Exploding freight cars full of ethanol made for a dramatic early morning scene in Ohio’s capital on Wednesday, but officials said the train derailment that led to a hurried evacuation of an urban neighborhood could have been much worse.

The National Transportation Safety Board dispatched a 12-person team to investigate the derailment on the Norfolk Southern Corp. tracks, which led to spectacular explosions and the burning of three tank cars each carrying 30,000 gallons of ethanol.

And this one in Illinois in 2011:

Explosions shook the north-central Illinois village of Tiskilwa early Friday when a freight train loaded with highly flammable ethanol crashed and ignited, sending bright orange flames jetting skyward.

Capt. Steve Haywood of the Ottawa Fire Department said the train’s tanker cars were shipping ethanol and other materials for Decatur-based corn processor Archer Daniels Midland Co. when it derailed around 2 a.m. At least six tanker cars burned, he said. No injuries were reported.

“It was the tallest thing in town,” 19-year-old Dylan Carlson said of the flames, which he recorded from his home about four blocks away.

I could cite more examples, but I think you get the idea. But here’s the thing: When it was ethanol trains derailing and exploding, I don’t remember any national outcry to slow the production of ethanol. Something that, unlike oil, is actually driven by government subsidies and mandates.

Oil is produced because people want to use it. Ethanol is produced because the government subsidizes it, and mandates its use.

Of course, all that is beside the point. It’s not ethanol or oil that’s causing trains to derail, and it’s not the ethanol or oil that’s causing the tanks they’re hauled in to rupture. The problem, to put it bluntly, is the tank.

This 2013 article from television station WKYC explains:

…safety advocates are sounding a warning over the type of rail car commonly used to transport products like crude oil and ethanol. They may have some serious safety flaws. …

The DOT-111 has been called the “workhorse” of the American tanker car fleet. These non-pressure tanks make up roughly 69 percent of U.S. tank cars according to National Transportation Safety Board. They have been in use for decades and are recognizable for their soda can shape.

But five times in 20 years, the NTSB has warned the DOT-111’s design is unsafe.

Specifically, in collisions and derailments their steel shell is vulnerable to puncture, fittings on top can rupture on impact, and the tanker’s ends are prone to damage.

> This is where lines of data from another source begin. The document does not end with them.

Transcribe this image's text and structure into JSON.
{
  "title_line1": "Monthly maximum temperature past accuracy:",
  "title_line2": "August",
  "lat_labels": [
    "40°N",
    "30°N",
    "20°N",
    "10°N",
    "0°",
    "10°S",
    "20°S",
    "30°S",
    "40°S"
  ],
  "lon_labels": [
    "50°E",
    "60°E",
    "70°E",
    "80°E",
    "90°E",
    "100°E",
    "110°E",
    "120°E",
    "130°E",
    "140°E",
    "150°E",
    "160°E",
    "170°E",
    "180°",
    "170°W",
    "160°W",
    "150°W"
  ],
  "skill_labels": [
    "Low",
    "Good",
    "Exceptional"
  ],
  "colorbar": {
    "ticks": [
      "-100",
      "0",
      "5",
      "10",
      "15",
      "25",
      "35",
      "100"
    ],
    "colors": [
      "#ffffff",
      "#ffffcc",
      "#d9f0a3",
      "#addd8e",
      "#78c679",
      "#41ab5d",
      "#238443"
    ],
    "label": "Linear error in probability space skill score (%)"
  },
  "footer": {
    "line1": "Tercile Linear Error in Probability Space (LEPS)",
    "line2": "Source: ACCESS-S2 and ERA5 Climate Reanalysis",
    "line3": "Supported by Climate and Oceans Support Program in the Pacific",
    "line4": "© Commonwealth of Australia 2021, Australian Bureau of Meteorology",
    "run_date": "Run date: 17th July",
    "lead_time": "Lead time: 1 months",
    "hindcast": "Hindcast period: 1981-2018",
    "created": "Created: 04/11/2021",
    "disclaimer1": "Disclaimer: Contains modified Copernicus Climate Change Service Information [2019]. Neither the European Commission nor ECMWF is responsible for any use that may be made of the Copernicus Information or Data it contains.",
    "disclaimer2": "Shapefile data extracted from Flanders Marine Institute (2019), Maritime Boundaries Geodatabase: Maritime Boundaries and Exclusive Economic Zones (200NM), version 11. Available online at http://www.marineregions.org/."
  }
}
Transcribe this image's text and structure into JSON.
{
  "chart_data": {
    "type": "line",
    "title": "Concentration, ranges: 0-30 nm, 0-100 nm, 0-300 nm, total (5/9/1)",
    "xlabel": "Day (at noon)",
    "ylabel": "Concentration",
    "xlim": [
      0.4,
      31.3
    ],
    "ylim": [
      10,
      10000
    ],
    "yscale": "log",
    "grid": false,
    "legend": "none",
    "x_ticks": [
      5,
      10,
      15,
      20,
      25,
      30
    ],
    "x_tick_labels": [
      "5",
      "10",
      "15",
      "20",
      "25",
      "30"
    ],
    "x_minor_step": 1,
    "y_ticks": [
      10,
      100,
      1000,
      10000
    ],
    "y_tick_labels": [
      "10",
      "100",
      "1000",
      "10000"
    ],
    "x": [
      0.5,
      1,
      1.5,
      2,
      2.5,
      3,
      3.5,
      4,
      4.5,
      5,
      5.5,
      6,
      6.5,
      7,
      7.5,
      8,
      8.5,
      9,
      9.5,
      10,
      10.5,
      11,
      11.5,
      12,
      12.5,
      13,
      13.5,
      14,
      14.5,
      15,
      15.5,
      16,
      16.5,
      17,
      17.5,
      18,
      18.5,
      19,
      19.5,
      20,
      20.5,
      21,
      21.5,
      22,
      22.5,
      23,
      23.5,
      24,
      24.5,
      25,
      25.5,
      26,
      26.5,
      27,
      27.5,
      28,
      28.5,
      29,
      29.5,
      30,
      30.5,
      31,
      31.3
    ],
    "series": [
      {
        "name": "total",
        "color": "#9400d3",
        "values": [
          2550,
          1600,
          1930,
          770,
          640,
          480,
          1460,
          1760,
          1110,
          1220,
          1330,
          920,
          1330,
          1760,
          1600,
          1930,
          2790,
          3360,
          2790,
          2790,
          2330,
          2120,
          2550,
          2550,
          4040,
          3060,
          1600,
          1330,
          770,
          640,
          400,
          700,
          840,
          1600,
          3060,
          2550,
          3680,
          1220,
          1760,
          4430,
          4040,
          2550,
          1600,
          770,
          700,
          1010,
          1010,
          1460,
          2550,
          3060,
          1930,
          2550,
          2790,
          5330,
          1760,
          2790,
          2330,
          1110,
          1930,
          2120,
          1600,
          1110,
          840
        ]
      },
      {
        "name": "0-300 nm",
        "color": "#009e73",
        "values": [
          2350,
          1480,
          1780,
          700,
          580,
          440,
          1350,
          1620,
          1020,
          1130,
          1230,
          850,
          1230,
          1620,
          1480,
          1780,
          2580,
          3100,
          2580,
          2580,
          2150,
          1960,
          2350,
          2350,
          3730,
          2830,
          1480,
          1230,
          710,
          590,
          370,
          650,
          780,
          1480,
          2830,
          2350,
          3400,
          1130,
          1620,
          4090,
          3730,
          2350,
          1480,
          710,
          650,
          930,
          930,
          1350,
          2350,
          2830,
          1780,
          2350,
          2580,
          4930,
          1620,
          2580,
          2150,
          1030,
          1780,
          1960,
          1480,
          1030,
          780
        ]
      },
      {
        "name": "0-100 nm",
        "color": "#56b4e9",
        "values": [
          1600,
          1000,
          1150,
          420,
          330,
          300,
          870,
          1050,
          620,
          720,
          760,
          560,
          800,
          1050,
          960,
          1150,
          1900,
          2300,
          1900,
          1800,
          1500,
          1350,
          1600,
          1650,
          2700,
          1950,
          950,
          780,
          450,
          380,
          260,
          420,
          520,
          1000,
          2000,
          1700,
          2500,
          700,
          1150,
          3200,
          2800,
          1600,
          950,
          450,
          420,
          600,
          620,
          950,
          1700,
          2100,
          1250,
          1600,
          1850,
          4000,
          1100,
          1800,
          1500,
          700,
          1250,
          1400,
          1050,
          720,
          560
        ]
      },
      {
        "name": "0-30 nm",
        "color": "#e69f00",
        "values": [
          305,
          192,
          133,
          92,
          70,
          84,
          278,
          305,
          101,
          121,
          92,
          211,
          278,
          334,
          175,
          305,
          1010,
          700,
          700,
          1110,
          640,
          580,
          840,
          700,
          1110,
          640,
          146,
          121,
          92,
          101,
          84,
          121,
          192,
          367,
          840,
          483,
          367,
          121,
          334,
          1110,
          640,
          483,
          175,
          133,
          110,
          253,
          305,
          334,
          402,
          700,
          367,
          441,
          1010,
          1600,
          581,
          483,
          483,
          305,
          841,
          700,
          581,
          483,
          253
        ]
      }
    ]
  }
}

There is currently a lot of finger-pointing going on between the federal government and the rail/energy industries over the flammability of Bakken crude oil. But that’s a distraction. Ethanol, as evidence by the aforementioned explosive train derailments, is every bit as flammable.

Which isn’t a criticism of ethanol. The problem is not ethanol, and it’s not oil either. It’s the DOT-111 tanker car that has been identified as a problem for decades but not fixed or replaced.

Americans – especially those of us living in communities along the rail lines – are rightfully worried about these train derailments. And some, for political reasons, want to twist that worry into opposition to energy development. But the real problem – the problem that has been unfixed for more than two decades – is a faulty rail car.